欠席の知らせは、老家令の口から静かに告げられた。
「今朝より、ニコさまは少々ご体調を崩されておりまして。
季節の変わり目には、よくこうした熱を出されるのです。深刻なものではございません」
それを聞いて、マーシアは少しだけ迷ったあと、小さく口を開いた。
「……お見舞いに伺っても、よろしいでしょうか?」
老家令は一瞬だけ目を細め、すぐに「はい」と頭を下げた。
*
ニコの私室は、思っていたよりも静かだった。
窓のカーテンは半分だけ閉じられ、光もやわらかい。
寝台に横たわったニコは、氷嚢を頭にのせたまま、申し訳なさそうにこちらを見上げた。
「ごめんね、マーシア。……僕、季節が変わる時期に、よく熱を出すんだ。
病気っていうほどじゃないんだけど、体が言うことを聞かなくなるみたいで」
「お邪魔でなければ、お話し相手になります」
そう告げると、ニコは少しだけ目を見開いて、それから、ふっと表情を緩めた。
「ありがとう。……本当に、ありがとう」
*
しばらくのあいだ、雑談のようなことをしていた。
けれど、それが途切れた沈黙のなか、ニコはぽつりと語り出した。
「僕ね、小さいころに両親を亡くしたんだ。……王位継承に関する騒ぎで、暗殺された」
マーシアは何も言わず、ただ頷く。
「そのあとすぐに公爵位を継いで、まわりの大人たちから守られる立場になった。
だから、誰も本当のことを言わない。誰が味方かも分からない。
そうしてるうちに、なんとなく、誰の言葉も心に入ってこなくなったんだ」
窓の外で、風が葉を揺らす音が聞こえた。
「僕ね、愛想はいいほうだし、誰とでも笑って話せる。
でも……ほんとは、ずっと自分から人を遠ざけてる。傷つくのが怖くて。
わかってるんだ。自分で距離をとっておいて、『ひとりだ』なんて思ってるの、変だよね」
マーシアは、少しだけ身体を寄せて言った。
「……でも、今日、お顔を見にきたのは、私です」
ニコは驚いたように瞬きして、それから、少しだけ目を伏せた。
「……来てくれて、うれしい。君がここにいるとね、なんだか、ちゃんと呼吸ができる気がする。
安心できるっていうか、……落ち着くんだ」
「私も、です」
その返事に、ニコがゆっくりと顔を上げる。
マーシアは、やわらかく笑っていた。
「ニコさまのまわりが穏やかなのは、きっと……ご自身が、周囲を気遣っておられるから。
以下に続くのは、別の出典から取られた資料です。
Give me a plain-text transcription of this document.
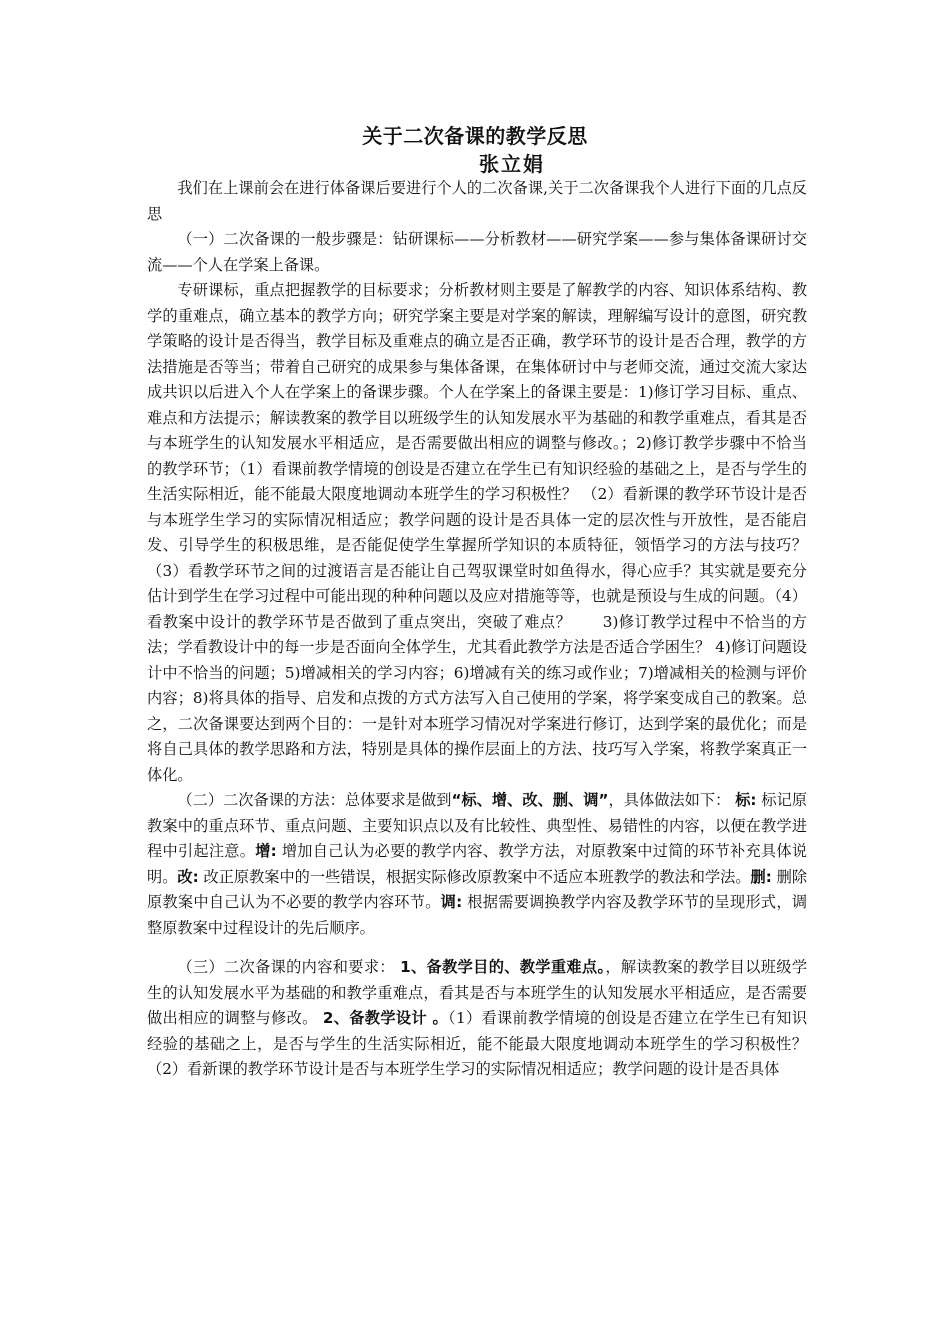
关于二次备课的教学反思
张立娟

我们在上课前会在进行体备课后要进行个人的二次备课,关于二次备课我个人进行下面的几点反思

（一）二次备课的一般步骤是：钻研课标——分析教材——研究学案——参与集体备课研讨交流——个人在学案上备课。

专研课标，重点把握教学的目标要求；分析教材则主要是了解教学的内容、知识体系结构、教学的重难点，确立基本的教学方向；研究学案主要是对学案的解读，理解编写设计的意图，研究教学策略的设计是否得当，教学目标及重难点的确立是否正确，教学环节的设计是否合理，教学的方法措施是否等当；带着自己研究的成果参与集体备课，在集体研讨中与老师交流，通过交流大家达成共识以后进入个人在学案上的备课步骤。个人在学案上的备课主要是：1)修订学习目标、重点、难点和方法提示；解读教案的教学目以班级学生的认知发展水平为基础的和教学重难点，看其是否与本班学生的认知发展水平相适应，是否需要做出相应的调整与修改。；2)修订教学步骤中不恰当的教学环节；（1）看课前教学情境的创设是否建立在学生已有知识经验的基础之上，是否与学生的生活实际相近，能不能最大限度地调动本班学生的学习积极性？ （2）看新课的教学环节设计是否与本班学生学习的实际情况相适应；教学问题的设计是否具体一定的层次性与开放性，是否能启发、引导学生的积极思维，是否能促使学生掌握所学知识的本质特征，领悟学习的方法与技巧？ （3）看教学环节之间的过渡语言是否能让自己驾驭课堂时如鱼得水，得心应手？其实就是要充分估计到学生在学习过程中可能出现的种种问题以及应对措施等等，也就是预设与生成的问题。（4）看教案中设计的教学环节是否做到了重点突出，突破了难点？　　3)修订教学过程中不恰当的方法；学看教设计中的每一步是否面向全体学生，尤其看此教学方法是否适合学困生？ 4)修订问题设计中不恰当的问题；5)增减相关的学习内容；6)增减有关的练习或作业；7)增减相关的检测与评价内容；8)将具体的指导、启发和点拨的方式方法写入自己使用的学案，将学案变成自己的教案。总之，二次备课要达到两个目的：一是针对本班学习情况对学案进行修订，达到学案的最优化；而是将自己具体的教学思路和方法，特别是具体的操作层面上的方法、技巧写入学案，将教学案真正一体化。

（二）二次备课的方法：总体要求是做到“标、增、改、删、调”，具体做法如下： 标: 标记原教案中的重点环节、重点问题、主要知识点以及有比较性、典型性、易错性的内容，以便在教学进程中引起注意。增: 增加自己认为必要的教学内容、教学方法，对原教案中过简的环节补充具体说明。改: 改正原教案中的一些错误，根据实际修改原教案中不适应本班教学的教法和学法。删: 删除原教案中自己认为不必要的教学内容环节。调: 根据需要调换教学内容及教学环节的呈现形式，调整原教案中过程设计的先后顺序。

（三）二次备课的内容和要求： 1、备教学目的、教学重难点。，解读教案的教学目以班级学生的认知发展水平为基础的和教学重难点，看其是否与本班学生的认知发展水平相适应，是否需要做出相应的调整与修改。 2、备教学设计 。（1）看课前教学情境的创设是否建立在学生已有知识经验的基础之上，是否与学生的生活实际相近，能不能最大限度地调动本班学生的学习积极性？ （2）看新课的教学环节设计是否与本班学生学习的实际情况相适应；教学问题的设计是否具体
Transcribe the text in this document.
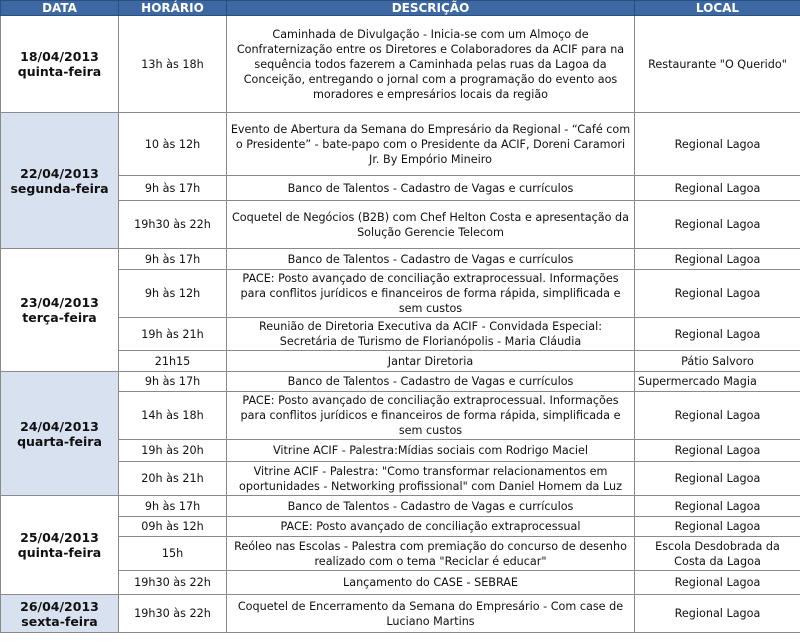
DATA	HORÁRIO	DESCRIÇÃO	LOCAL

18/04/2013
quinta-feira	13h às 18h	Caminhada de Divulgação - Inicia-se com um Almoço de Confraternização entre os Diretores e Colaboradores da ACIF para na sequência todos fazerem a Caminhada pelas ruas da Lagoa da Conceição, entregando o jornal com a programação do evento aos moradores e empresários locais da região	Restaurante "O Querido"

22/04/2013
segunda-feira	10 às 12h	Evento de Abertura da Semana do Empresário da Regional - “Café com o Presidente” - bate-papo com o Presidente da ACIF, Doreni Caramori Jr. By Empório Mineiro	Regional Lagoa
	9h às 17h	Banco de Talentos - Cadastro de Vagas e currículos	Regional Lagoa
	19h30 às 22h	Coquetel de Negócios (B2B) com Chef Helton Costa e apresentação da Solução Gerencie Telecom	Regional Lagoa

23/04/2013
terça-feira	9h às 17h	Banco de Talentos - Cadastro de Vagas e currículos	Regional Lagoa
	9h às 12h	PACE: Posto avançado de conciliação extraprocessual. Informações para conflitos jurídicos e financeiros de forma rápida, simplificada e sem custos	Regional Lagoa
	19h às 21h	Reunião de Diretoria Executiva da ACIF - Convidada Especial: Secretária de Turismo de Florianópolis - Maria Cláudia	Regional Lagoa
	21h15	Jantar Diretoria	Pátio Salvoro

24/04/2013
quarta-feira	9h às 17h	Banco de Talentos - Cadastro de Vagas e currículos	Supermercado Magia
	14h às 18h	PACE: Posto avançado de conciliação extraprocessual. Informações para conflitos jurídicos e financeiros de forma rápida, simplificada e sem custos	Regional Lagoa
	19h às 20h	Vitrine ACIF - Palestra:Mídias sociais com Rodrigo Maciel	Regional Lagoa
	20h às 21h	Vitrine ACIF - Palestra: "Como transformar relacionamentos em oportunidades - Networking profissional" com Daniel Homem da Luz	Regional Lagoa

25/04/2013
quinta-feira	9h às 17h	Banco de Talentos - Cadastro de Vagas e currículos	Regional Lagoa
	09h às 12h	PACE: Posto avançado de conciliação extraprocessual	Regional Lagoa
	15h	Reóleo nas Escolas - Palestra com premiação do concurso de desenho realizado com o tema "Reciclar é educar"	Escola Desdobrada da Costa da Lagoa
	19h30 às 22h	Lançamento do CASE - SEBRAE	Regional Lagoa

26/04/2013
sexta-feira	19h30 às 22h	Coquetel de Encerramento da Semana do Empresário - Com case de Luciano Martins	Regional Lagoa
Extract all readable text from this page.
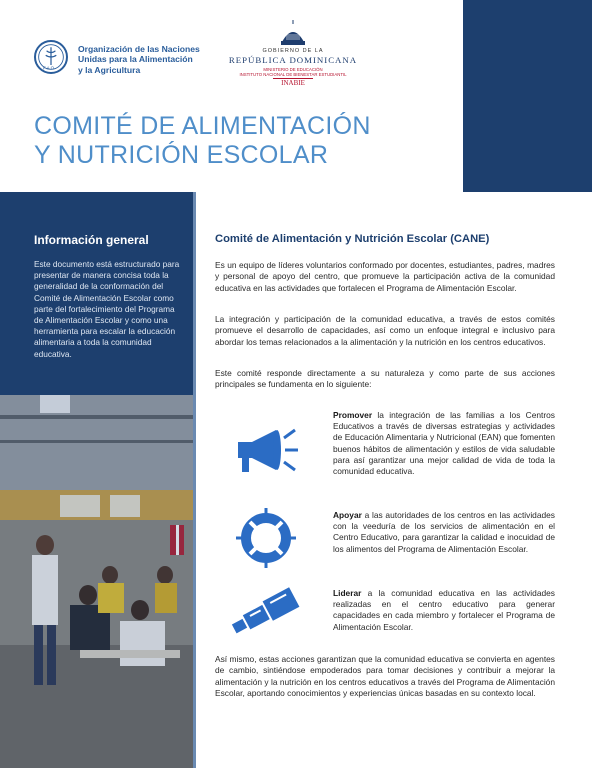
F A O
Organización de las Naciones
Unidas para la Alimentación
y la Agricultura
GOBIERNO DE LA
REPÚBLICA DOMINICANA
MINISTERIO DE EDUCACIÓN
INSTITUTO NACIONAL DE BIENESTAR ESTUDIANTIL
INABIE
COMITÉ DE ALIMENTACIÓN
Y NUTRICIÓN ESCOLAR
Información general
Este documento está estructurado para presentar de manera concisa toda la generalidad de la conformación del Comité de Alimentación Escolar como parte del fortalecimiento del Programa de Alimentación Escolar y como una herramienta para escalar la educación alimentaria a toda la comunidad educativa.
Comité de Alimentación y Nutrición Escolar (CANE)
Es un equipo de líderes voluntarios conformado por docentes, estudiantes, padres, madres y personal de apoyo del centro, que promueve la participación activa de la comunidad educativa en las actividades que fortalecen el Programa de Alimentación Escolar.
La integración y participación de la comunidad educativa, a través de estos comités promueve el desarrollo de capacidades, así como un enfoque integral e inclusivo para abordar los temas relacionados a la alimentación y la nutrición en los centros educativos.
Este comité responde directamente a su naturaleza y como parte de sus acciones principales se fundamenta en lo siguiente:
Promover la integración de las familias a los Centros Educativos a través de diversas estrategias y actividades de Educación Alimentaria y Nutricional (EAN) que fomenten buenos hábitos de alimentación y estilos de vida saludable para así garantizar una mejor calidad de vida de toda la comunidad educativa.
Apoyar a las autoridades de los centros en las actividades con la veeduría de los servicios de alimentación en el Centro Educativo, para garantizar la calidad e inocuidad de los alimentos del Programa de Alimentación Escolar.
Liderar a la comunidad educativa en las actividades realizadas en el centro educativo para generar capacidades en cada miembro y fortalecer el Programa de Alimentación Escolar.
Así mismo, estas acciones garantizan que la comunidad educativa se convierta en agentes de cambio, sintiéndose empoderados para tomar decisiones y contribuir a mejorar la alimentación y la nutrición en los centros educativos a través del Programa de Alimentación Escolar, aportando conocimientos y experiencias únicas basadas en su contexto local.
誰かを気遣うには、誰よりも傷ついていないと、できないことです」
「……慰めてくれるの?」
「違います。……わかる気がしたから、お話ししただけです」
静かな空気が、ふたりのあいだに流れる。
ニコは少し目を閉じて、「ありがとう」とだけ呟いた。
そしてそのまま、眠りの中へ落ちていった。
マーシアが席を立とうとしたとき、布の下から伸びた指先が、そっと彼女の手を探った。
眠ったままの手が、彼女の指をゆるく握る。
強くはなかった。ただ、離してほしくないと願うような、子どものような仕草だった。
マーシアはその手を見下ろして、しばらく黙っていた。
そして、そっと腰を戻し、彼の手を握り返さずに、ただ静かに添えたままにした。
(このひとは、こんなふうに、誰にも言わずに……)
なにも言わず、なにも求めず、それでもぬくもりを求めていたことに気づいて。
彼女はただ、手を添えたまま、やわらかくまぶたを閉じた。